A new lawsuit claims that Gannett fired white employees and denied them career advancement opportunities in an effort to diversify its workforce. The complaint alleges that Gannet’s diversity policies “resulted in the termination of numerous well qualified workers based purely on their non-minority status,” while other former staffers claim they were told that certain positions could only be filled by a minority, reports The Washington Post.
After more than 20 years of working for his hometown newspaper, the Democrat and Chronicle in Rochester, N.Y., Steve Bradley was laid off amid pandemic-induced cost-cutting in May 2020. He was crushed, but he eventually took a communications job for a local school district.
Steve Bradley |
Sitting in the bleachers at the school softball field in July 2022, Bradley took a phone call from an unknown number. He listened as J. Nelson Thomas, an employment lawyer he’d never met, presented a jarring claim: Bradley was laid off because he is White.
Now, Bradley is one of five named plaintiffs in a proposed class-action lawsuit that claims the country’s largest newspaper publisher “discriminated against non-minorities” to achieve diversity goals. Filed in August in Virginia federal court, the suit alleges that Gannett fired White employees, denied them opportunities for advancement and replaced them with less-qualified minority candidates as the company sought to diversify its workforce.
The case is among the first to test the legality of corporate diversity practices in the wake of a June Supreme Court ruling that struck down affirmative action in college admissions. That decision has sparked a wave of litigation aimed at racial considerations in the workplace, including claims that corporate efforts to increase diversity have disadvantaged White employees.

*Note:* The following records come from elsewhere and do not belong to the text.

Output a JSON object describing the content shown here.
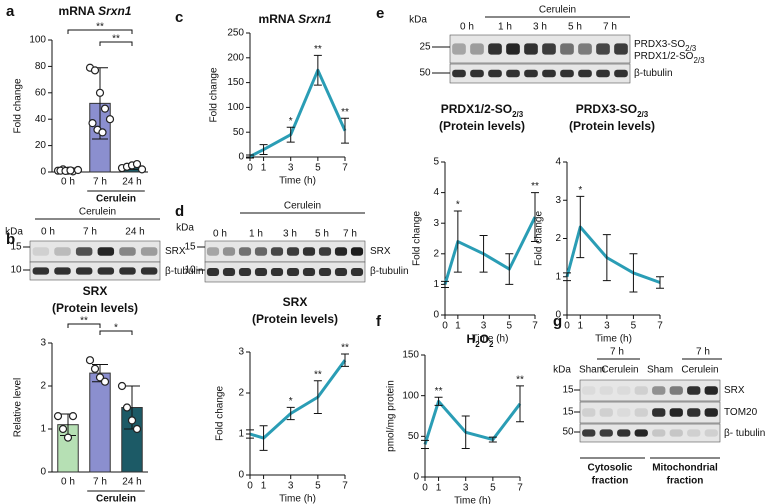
{
  "panel_labels": [
    "a",
    "b",
    "c",
    "d",
    "e",
    "f",
    "g"
  ],
  "chart_data": [
    {
      "type": "bar",
      "title": [
        {
          "text": "mRNA "
        },
        {
          "text": "Srxn1",
          "italic": true
        }
      ],
      "y_label": "Fold change",
      "categories": [
        "0 h",
        "7 h",
        "24 h"
      ],
      "values": [
        1,
        52,
        4
      ],
      "errors": [
        1,
        27,
        2
      ],
      "points": [
        [
          1,
          2,
          1,
          0.5,
          1.5,
          1,
          0.8,
          1.2
        ],
        [
          79,
          77,
          60,
          48,
          40,
          37,
          32,
          30
        ],
        [
          3,
          4,
          5,
          6,
          2
        ]
      ],
      "colors": [
        "#b9d8b4",
        "#8b8fcf",
        "#1c5a66"
      ],
      "ylim": [
        0,
        100
      ],
      "yticks": [
        0,
        20,
        40,
        60,
        80,
        100
      ],
      "group_label": "Cerulein",
      "brackets": [
        {
          "from": "0 h",
          "to": "24 h",
          "label": "**"
        },
        {
          "from": "7 h",
          "to": "24 h",
          "label": "**"
        }
      ]
    },
    {
      "type": "bar",
      "title": [
        {
          "text": "SRX"
        }
      ],
      "subtitle": "(Protein levels)",
      "y_label": "Relative level",
      "categories": [
        "0 h",
        "7 h",
        "24 h"
      ],
      "values": [
        1.1,
        2.3,
        1.5
      ],
      "errors": [
        0.25,
        0.2,
        0.5
      ],
      "points": [
        [
          1.3,
          1.0,
          0.8,
          1.3
        ],
        [
          2.6,
          2.4,
          2.2,
          2.1
        ],
        [
          2.0,
          1.5,
          1.2,
          1.0
        ]
      ],
      "colors": [
        "#b6e0b4",
        "#8b8fcf",
        "#1c5a66"
      ],
      "ylim": [
        0,
        3
      ],
      "yticks": [
        0,
        1,
        2,
        3
      ],
      "group_label": "Cerulein",
      "brackets": [
        {
          "from": "0 h",
          "to": "7 h",
          "label": "**"
        },
        {
          "from": "7 h",
          "to": "24 h",
          "label": "*"
        }
      ]
    },
    {
      "type": "line",
      "title": [
        {
          "text": "mRNA "
        },
        {
          "text": "Srxn1",
          "italic": true
        }
      ],
      "x_label": "Time (h)",
      "y_label": "Fold change",
      "x": [
        0,
        1,
        3,
        5,
        7
      ],
      "values": [
        1,
        15,
        45,
        175,
        53
      ],
      "errors": [
        3,
        10,
        15,
        30,
        25
      ],
      "significance": [
        null,
        null,
        "*",
        "**",
        "**"
      ],
      "color": "#2a9db5",
      "xlim": [
        0,
        7
      ],
      "xticks": [
        0,
        1,
        3,
        5,
        7
      ],
      "ylim": [
        0,
        250
      ],
      "yticks": [
        0,
        50,
        100,
        150,
        200,
        250
      ]
    },
    {
      "type": "line",
      "title": [
        {
          "text": "SRX"
        }
      ],
      "subtitle": "(Protein levels)",
      "x_label": "Time (h)",
      "y_label": "Fold change",
      "x": [
        0,
        1,
        3,
        5,
        7
      ],
      "values": [
        1,
        0.9,
        1.5,
        1.9,
        2.8
      ],
      "errors": [
        0.1,
        0.3,
        0.15,
        0.4,
        0.15
      ],
      "significance": [
        null,
        null,
        "*",
        "**",
        "**"
      ],
      "color": "#2a9db5",
      "xlim": [
        0,
        7
      ],
      "xticks": [
        0,
        1,
        3,
        5,
        7
      ],
      "ylim": [
        0,
        3
      ],
      "yticks": [
        0,
        1,
        2,
        3
      ]
    },
    {
      "type": "line",
      "title": [
        {
          "text": "PRDX1/2-SO"
        },
        {
          "text": "2/3",
          "sub": true
        }
      ],
      "subtitle": "(Protein levels)",
      "x_label": "Time (h)",
      "y_label": "Fold change",
      "x": [
        0,
        1,
        3,
        5,
        7
      ],
      "values": [
        1,
        2.4,
        2.0,
        1.5,
        3.2
      ],
      "errors": [
        0.1,
        1.0,
        0.6,
        0.5,
        0.8
      ],
      "significance": [
        null,
        "*",
        null,
        null,
        "**"
      ],
      "color": "#2a9db5",
      "xlim": [
        0,
        7
      ],
      "xticks": [
        0,
        1,
        3,
        5,
        7
      ],
      "ylim": [
        0,
        5
      ],
      "yticks": [
        0,
        1,
        2,
        3,
        4,
        5
      ]
    },
    {
      "type": "line",
      "title": [
        {
          "text": "PRDX3-SO"
        },
        {
          "text": "2/3",
          "sub": true
        }
      ],
      "subtitle": "(Protein levels)",
      "x_label": "Time (h)",
      "y_label": "Fold change",
      "x": [
        0,
        1,
        3,
        5,
        7
      ],
      "values": [
        1,
        2.3,
        1.5,
        1.1,
        0.85
      ],
      "errors": [
        0.1,
        0.8,
        0.6,
        0.5,
        0.15
      ],
      "significance": [
        null,
        "*",
        null,
        null,
        null
      ],
      "color": "#2a9db5",
      "xlim": [
        0,
        7
      ],
      "xticks": [
        0,
        1,
        3,
        5,
        7
      ],
      "ylim": [
        0,
        4
      ],
      "yticks": [
        0,
        1,
        2,
        3,
        4
      ]
    },
    {
      "type": "line",
      "title": [
        {
          "text": "H"
        },
        {
          "text": "2",
          "sub": true
        },
        {
          "text": "O"
        },
        {
          "text": "2",
          "sub": true
        }
      ],
      "x_label": "Time (h)",
      "y_label": "pmol/mg protein",
      "x": [
        0,
        1,
        3,
        5,
        7
      ],
      "values": [
        40,
        93,
        55,
        46,
        90
      ],
      "errors": [
        5,
        5,
        20,
        3,
        22
      ],
      "significance": [
        null,
        "**",
        null,
        null,
        "**"
      ],
      "color": "#2a9db5",
      "xlim": [
        0,
        7
      ],
      "xticks": [
        0,
        1,
        3,
        5,
        7
      ],
      "ylim": [
        0,
        150
      ],
      "yticks": [
        0,
        50,
        100,
        150
      ]
    }
  ],
  "blots": {
    "b": {
      "kda": "kDa",
      "group": "Cerulein",
      "lanes": [
        "0 h",
        "7 h",
        "24 h"
      ],
      "markers": [
        "15",
        "10"
      ],
      "proteins": [
        [
          {
            "text": "SRX"
          }
        ],
        [
          {
            "text": "β-tubulin"
          }
        ]
      ]
    },
    "d": {
      "kda": "kDa",
      "group": "Cerulein",
      "lanes": [
        "0 h",
        "1 h",
        "3 h",
        "5 h",
        "7 h"
      ],
      "markers": [
        "15",
        "10"
      ],
      "proteins": [
        [
          {
            "text": "SRX"
          }
        ],
        [
          {
            "text": "β-tubulin"
          }
        ]
      ]
    },
    "e": {
      "kda": "kDa",
      "group": "Cerulein",
      "lanes": [
        "0 h",
        "1 h",
        "3 h",
        "5 h",
        "7 h"
      ],
      "markers": [
        "25",
        "50"
      ],
      "proteins": [
        [
          {
            "text": "PRDX3-SO"
          },
          {
            "text": "2/3",
            "sub": true
          }
        ],
        [
          {
            "text": "PRDX1/2-SO"
          },
          {
            "text": "2/3",
            "sub": true
          }
        ],
        [
          {
            "text": "β-tubulin"
          }
        ]
      ]
    },
    "g": {
      "kda": "kDa",
      "groups": [
        "7 h",
        "7 h"
      ],
      "lanes": [
        "Sham",
        "Cerulein",
        "Sham",
        "Cerulein"
      ],
      "markers": [
        "15",
        "15",
        "50"
      ],
      "proteins": [
        [
          {
            "text": "SRX"
          }
        ],
        [
          {
            "text": "TOM20"
          }
        ],
        [
          {
            "text": "β- tubulin"
          }
        ]
      ],
      "fractions": [
        [
          "Cytosolic",
          "fraction"
        ],
        [
          "Mitochondrial",
          "fraction"
        ]
      ]
    }
  }
}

For Bradley, 56, the decision to pursue legal action wasn’t easy. He’d always thought it was good that Gannett was working to boost diversity. But he also “wanted to be judged” based on his work and the work of his team, he said, not his race.
“Racism is racism, and right is right and wrong is wrong,” Bradley said. “Decisions should be based on the quality of a candidate and the quality of performance and not protected class issues. That’s really what it comes down to.”